Example: we prefer SaaS vendors over building our own commodity solutions, but we only consider SaaS vendors with current SOC2 Type 2 compliance. Build versus buy decisions should be reviewed by Tech Spec Review. Exceptions to our SOC2 Type 2 policy should be approved by CTO (but won’t be granted).
Enforced: teams will be held accountable for following the guiding policy.
Guiding policies will only actually guide an organization if they’re enforced. Every experienced engineer has their own stories of working somewhere with a standardized technology stack, hiring a new engineer that doesn’t want to use it, and the ensuing conflict. A policy is only effective to the extent that you are willing to enforce the policy, even if the person violating is your friend, or previously worked at a cool company.
It’s hard to talk about universal examples. Instead, this is more of a cultural question for you to ask yourself: are you willing to enforce this policy? If not, look for something else that you’re willing to enforce. Often the gap between unenforcable and enforcable can be bridged by a simple nuance (e.g. “unless approved by CTO”).
Create leverage: create compounding or multiplicative impact.
Leverage is making the organizaton more efficient, either directly (e.g. using a data interface that abstracts data privacy issues from product engineers), or indirectly (e.g. creating a new machine learning powered content selection tool, which means folks don’t need to argue about what content is shown where).
Many forms of leverage are accessible to the teams within engineering, and it’s often not necessary to directly address those opportunities in your engineering strategy. However, some approaches must be deployed at the engineering strategy layer to be impactful, particularly standardization strategies that require org-wide commitment (e.g. everyone uses TypeScript for frontend development).
Engineering strategy also needs to solve for scenarios where no team is capable of prioritizing a given effort, despite the effort being very valuable, such as a compliance or privacy initiative that doesn’t fall cleanly into any given teams scope but is necessary for continued business operation.
Example: Google historically constrained development to four languages: Python, C++, Go, and Java. They enforced this fairly rigoriously, and it created leverage in their development tooling. Each new project happening within that ecosystem increases a centralized tooling team’s impact on the company.
A closely related example is Dan McKinley’s Choose Boring Technology, which advocates building leverage by constraining technology choice, which was heavily enforced during Kellan Elliott-McCrea’s era of Etsy engineering leadership.
Example: Uber (in 2014) had an implicit technology strategy, related to its Let Builders Build value, of letting teams select their own tools. This aimed to create leverage by allowing teams to select the best tool for the job at hand, and was enforced through both engineering leadership’s absence of an enforced counter-policy, and permissive service tool which merrily ran any Docker container.
This approach is implicitly grounded in the theory that teams’ individual gains would outweight the inability to operate a high-leverage developer productivity team. More importantly it highlights the value of explicit engineering strategy: otherwise you get implicit engineering strategy, which is often ineffective.

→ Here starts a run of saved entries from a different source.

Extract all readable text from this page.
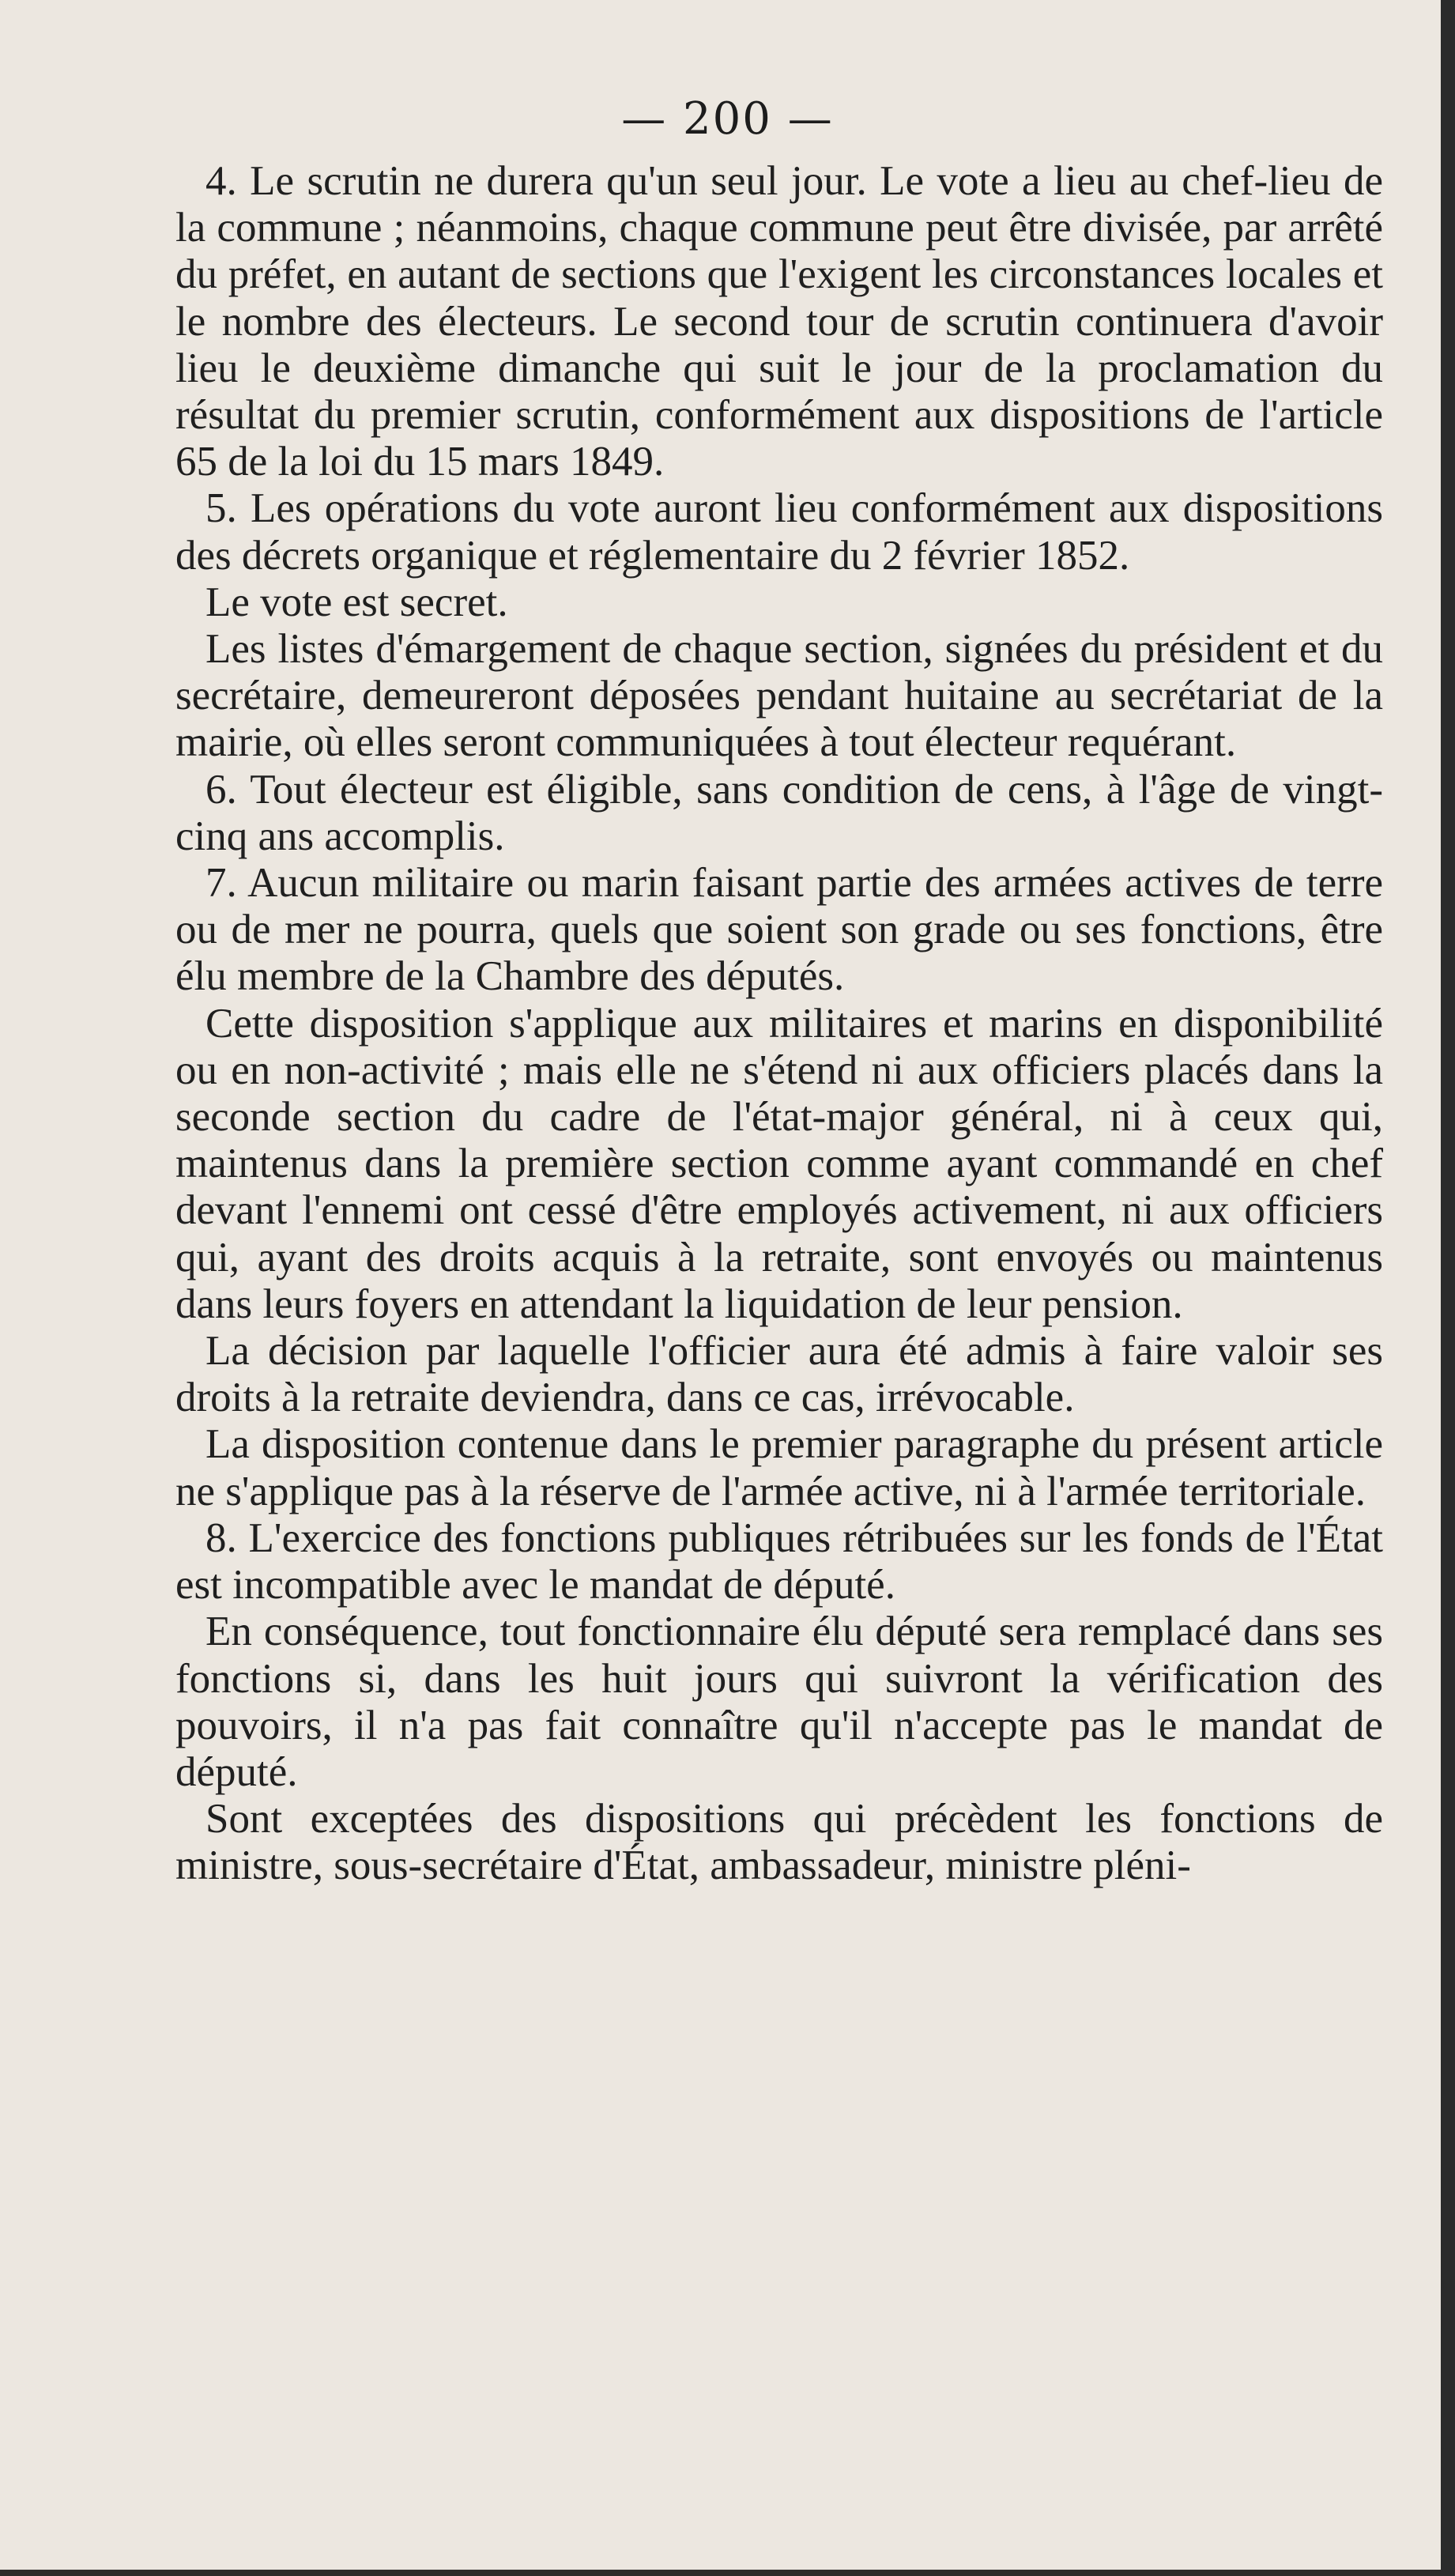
— 200 —

4. Le scrutin ne durera qu'un seul jour. Le vote a lieu au chef-lieu de la commune ; néanmoins, chaque commune peut être divisée, par arrêté du préfet, en autant de sections que l'exigent les circonstances locales et le nombre des électeurs. Le second tour de scrutin continuera d'avoir lieu le deuxième dimanche qui suit le jour de la proclamation du résultat du premier scrutin, conformément aux dispositions de l'article 65 de la loi du 15 mars 1849.

5. Les opérations du vote auront lieu conformément aux dispositions des décrets organique et réglementaire du 2 février 1852.

Le vote est secret.

Les listes d'émargement de chaque section, signées du président et du secrétaire, demeureront déposées pendant huitaine au secrétariat de la mairie, où elles seront communiquées à tout électeur requérant.

6. Tout électeur est éligible, sans condition de cens, à l'âge de vingt-cinq ans accomplis.

7. Aucun militaire ou marin faisant partie des armées actives de terre ou de mer ne pourra, quels que soient son grade ou ses fonctions, être élu membre de la Chambre des députés.

Cette disposition s'applique aux militaires et marins en disponibilité ou en non-activité ; mais elle ne s'étend ni aux officiers placés dans la seconde section du cadre de l'état-major général, ni à ceux qui, maintenus dans la première section comme ayant commandé en chef devant l'ennemi ont cessé d'être employés activement, ni aux officiers qui, ayant des droits acquis à la retraite, sont envoyés ou maintenus dans leurs foyers en attendant la liquidation de leur pension.

La décision par laquelle l'officier aura été admis à faire valoir ses droits à la retraite deviendra, dans ce cas, irrévocable.

La disposition contenue dans le premier paragraphe du présent article ne s'applique pas à la réserve de l'armée active, ni à l'armée territoriale.

8. L'exercice des fonctions publiques rétribuées sur les fonds de l'État est incompatible avec le mandat de député.

En conséquence, tout fonctionnaire élu député sera remplacé dans ses fonctions si, dans les huit jours qui suivront la vérification des pouvoirs, il n'a pas fait connaître qu'il n'accepte pas le mandat de député.

Sont exceptées des dispositions qui précèdent les fonctions de ministre, sous-secrétaire d'État, ambassadeur, ministre pléni-
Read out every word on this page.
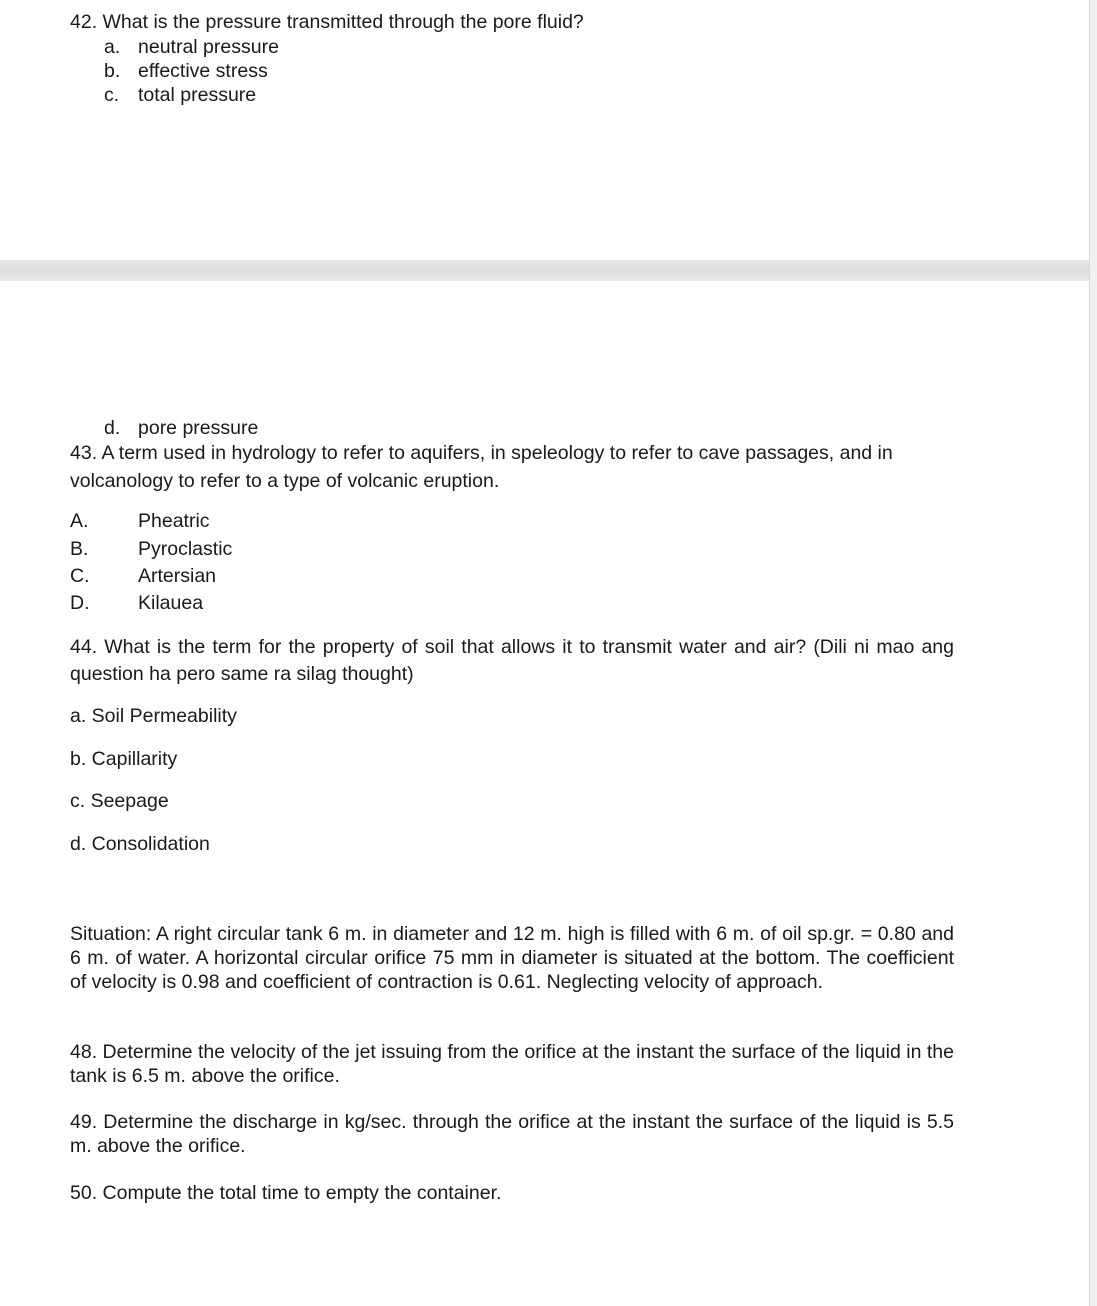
42. What is the pressure transmitted through the pore fluid?
a. neutral pressure
b. effective stress
c. total pressure
d. pore pressure
43. A term used in hydrology to refer to aquifers, in speleology to refer to cave passages, and in volcanology to refer to a type of volcanic eruption.
A.	Pheatric
B.	Pyroclastic
C. Artersian
D. Kilauea
44. What is the term for the property of soil that allows it to transmit water and air? (Dili ni mao ang question ha pero same ra silag thought)
a. Soil Permeability
b. Capillarity
c. Seepage
d. Consolidation
Situation: A right circular tank 6 m. in diameter and 12 m. high is filled with 6 m. of oil sp.gr. = 0.80 and 6 m. of water. A horizontal circular orifice 75 mm in diameter is situated at the bottom. The coefficient of velocity is 0.98 and coefficient of contraction is 0.61. Neglecting velocity of approach.
48. Determine the velocity of the jet issuing from the orifice at the instant the surface of the liquid in the tank is 6.5 m. above the orifice.
49. Determine the discharge in kg/sec. through the orifice at the instant the surface of the liquid is 5.5 m. above the orifice.
50. Compute the total time to empty the container.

While ineffective in this case, in a consulting company that built bespoke tools for other companies, it’s possible this guiding policy would be very effective.
If one of your guiding policies doesn’t meet these criteria, but is necessary to address your diagnosis, then I wouldn’t worry about it. However, if you find that many of your guiding policies don’t meet these criteria, then it’s worth spending time reflecting on what’s creating that gap until you’re confident that they do meet these criteria, or that these criteria don’t apply to your diagnosis.